Wilson et Panetta introduisent une proposition bipartisane pour classer le Polisario comme organisation terroriste

Dans une initiative sans précédent, les représentants américains Joe Wilson (R-SC) et Jimmy Panetta (D-CA) ont déposé à la Chambre des représentants le projet de loi H.R.4119, officiellement intitulé « Polisario Front Terrorist Designation Act ».
Dans une initiative sans précédent, les représentants américains Joe Wilson (R-SC) et Jimmy Panetta (D-CA) ont déposé à la Chambre des représentants le projet de loi H.R.4119, officiellement intitulé « Polisario Front Terrorist Designation Act ».
Le texte appelle le Département d’État à inscrire le Front Polisario sur la liste des organisations terroristes étrangères (FTO), citant ses connexions avec l’Iran, le Hezbollah et d’autres entités à visée déstabilisatrice.
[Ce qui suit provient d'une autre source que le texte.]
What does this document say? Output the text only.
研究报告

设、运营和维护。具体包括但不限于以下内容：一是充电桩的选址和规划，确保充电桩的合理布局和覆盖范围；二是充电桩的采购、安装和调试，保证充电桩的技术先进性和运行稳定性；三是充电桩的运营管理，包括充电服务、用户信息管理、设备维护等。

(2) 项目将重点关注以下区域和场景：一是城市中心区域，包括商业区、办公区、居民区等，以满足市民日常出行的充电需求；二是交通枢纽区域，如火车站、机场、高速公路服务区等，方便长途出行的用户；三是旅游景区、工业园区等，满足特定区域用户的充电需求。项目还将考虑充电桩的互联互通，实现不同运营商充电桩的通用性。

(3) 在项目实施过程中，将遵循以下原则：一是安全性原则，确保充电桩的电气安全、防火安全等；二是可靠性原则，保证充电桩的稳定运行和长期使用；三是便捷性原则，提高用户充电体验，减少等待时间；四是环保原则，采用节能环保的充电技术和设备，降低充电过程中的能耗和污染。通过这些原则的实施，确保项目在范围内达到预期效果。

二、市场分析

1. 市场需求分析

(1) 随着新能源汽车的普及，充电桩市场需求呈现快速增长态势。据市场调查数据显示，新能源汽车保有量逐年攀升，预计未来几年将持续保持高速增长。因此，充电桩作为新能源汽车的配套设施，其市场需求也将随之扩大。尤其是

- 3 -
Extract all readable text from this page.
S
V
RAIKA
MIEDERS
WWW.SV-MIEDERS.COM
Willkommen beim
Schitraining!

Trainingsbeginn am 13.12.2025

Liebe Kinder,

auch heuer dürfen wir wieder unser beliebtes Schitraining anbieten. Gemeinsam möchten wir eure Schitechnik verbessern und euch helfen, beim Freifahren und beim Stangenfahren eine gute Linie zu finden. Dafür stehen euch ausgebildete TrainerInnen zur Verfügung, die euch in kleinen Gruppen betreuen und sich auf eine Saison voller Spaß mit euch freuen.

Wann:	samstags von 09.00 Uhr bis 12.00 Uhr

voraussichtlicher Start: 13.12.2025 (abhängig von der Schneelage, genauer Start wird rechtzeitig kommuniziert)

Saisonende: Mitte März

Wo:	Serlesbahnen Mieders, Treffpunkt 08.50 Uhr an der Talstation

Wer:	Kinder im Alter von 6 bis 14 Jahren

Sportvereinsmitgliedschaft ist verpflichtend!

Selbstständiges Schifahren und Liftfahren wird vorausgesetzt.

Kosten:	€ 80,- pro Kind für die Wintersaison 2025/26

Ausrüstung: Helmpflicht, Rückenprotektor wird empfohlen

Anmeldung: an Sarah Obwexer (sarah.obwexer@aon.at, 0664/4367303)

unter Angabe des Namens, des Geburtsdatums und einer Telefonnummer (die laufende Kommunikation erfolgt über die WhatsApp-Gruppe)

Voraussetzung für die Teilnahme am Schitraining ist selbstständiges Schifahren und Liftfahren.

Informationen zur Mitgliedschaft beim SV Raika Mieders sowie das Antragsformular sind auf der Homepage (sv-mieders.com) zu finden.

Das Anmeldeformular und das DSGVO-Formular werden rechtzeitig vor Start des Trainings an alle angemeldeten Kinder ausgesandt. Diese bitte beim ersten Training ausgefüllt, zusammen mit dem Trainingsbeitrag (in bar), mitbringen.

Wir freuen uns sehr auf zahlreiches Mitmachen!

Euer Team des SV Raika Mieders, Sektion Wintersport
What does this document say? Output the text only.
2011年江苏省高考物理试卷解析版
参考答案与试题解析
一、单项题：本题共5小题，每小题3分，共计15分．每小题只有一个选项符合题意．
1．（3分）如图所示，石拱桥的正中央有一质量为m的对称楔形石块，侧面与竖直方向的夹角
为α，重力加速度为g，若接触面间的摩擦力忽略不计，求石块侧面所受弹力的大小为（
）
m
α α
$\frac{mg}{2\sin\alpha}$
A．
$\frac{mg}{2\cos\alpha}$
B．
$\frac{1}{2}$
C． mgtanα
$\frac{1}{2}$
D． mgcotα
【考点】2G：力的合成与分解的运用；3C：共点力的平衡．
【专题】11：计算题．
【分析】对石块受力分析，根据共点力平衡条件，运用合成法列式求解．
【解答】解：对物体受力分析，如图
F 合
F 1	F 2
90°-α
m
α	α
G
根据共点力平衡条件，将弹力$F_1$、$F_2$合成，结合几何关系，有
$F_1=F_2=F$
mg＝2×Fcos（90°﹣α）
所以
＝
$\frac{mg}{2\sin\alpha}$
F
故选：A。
L’initiative revêt une portée géopolitique majeure. Elle réaffirme le soutien des États-Unis à la souveraineté marocaine sur le Sahara et s’inscrit dans la continuité de la reconnaissance officielle par l’administration Trump en 2020, consolidée depuis par les efforts constants de la diplomatie marocaine.
Un texte fondé sur le droit américain et les faits sécuritaires
Aux termes de la loi américaine (8 U.S.C. § 1189), une organisation peut être désignée FTO si elle est étrangère, implique des activités terroristes et menace la sécurité nationale des États-Unis. Le projet Wilson-Panetta décrit le Polisario comme une milice marxiste armée, opérant depuis les camps de Tindouf en Algérie, accusée de collaborer avec le Hezbollah, d’avoir reçu des drones iraniens, et d’être liée à des réseaux terroristes au Sahel.
Les partisans du texte soulignent que le Polisario remplit l’ensemble des critères définis par la loi, ce qui rend la demande juridiquement fondée. En cas d’adoption, le classement FTO impliquerait des sanctions financières, le gel des avoirs, des poursuites pour soutien matériel et une pression accrue sur ses soutiens étrangers.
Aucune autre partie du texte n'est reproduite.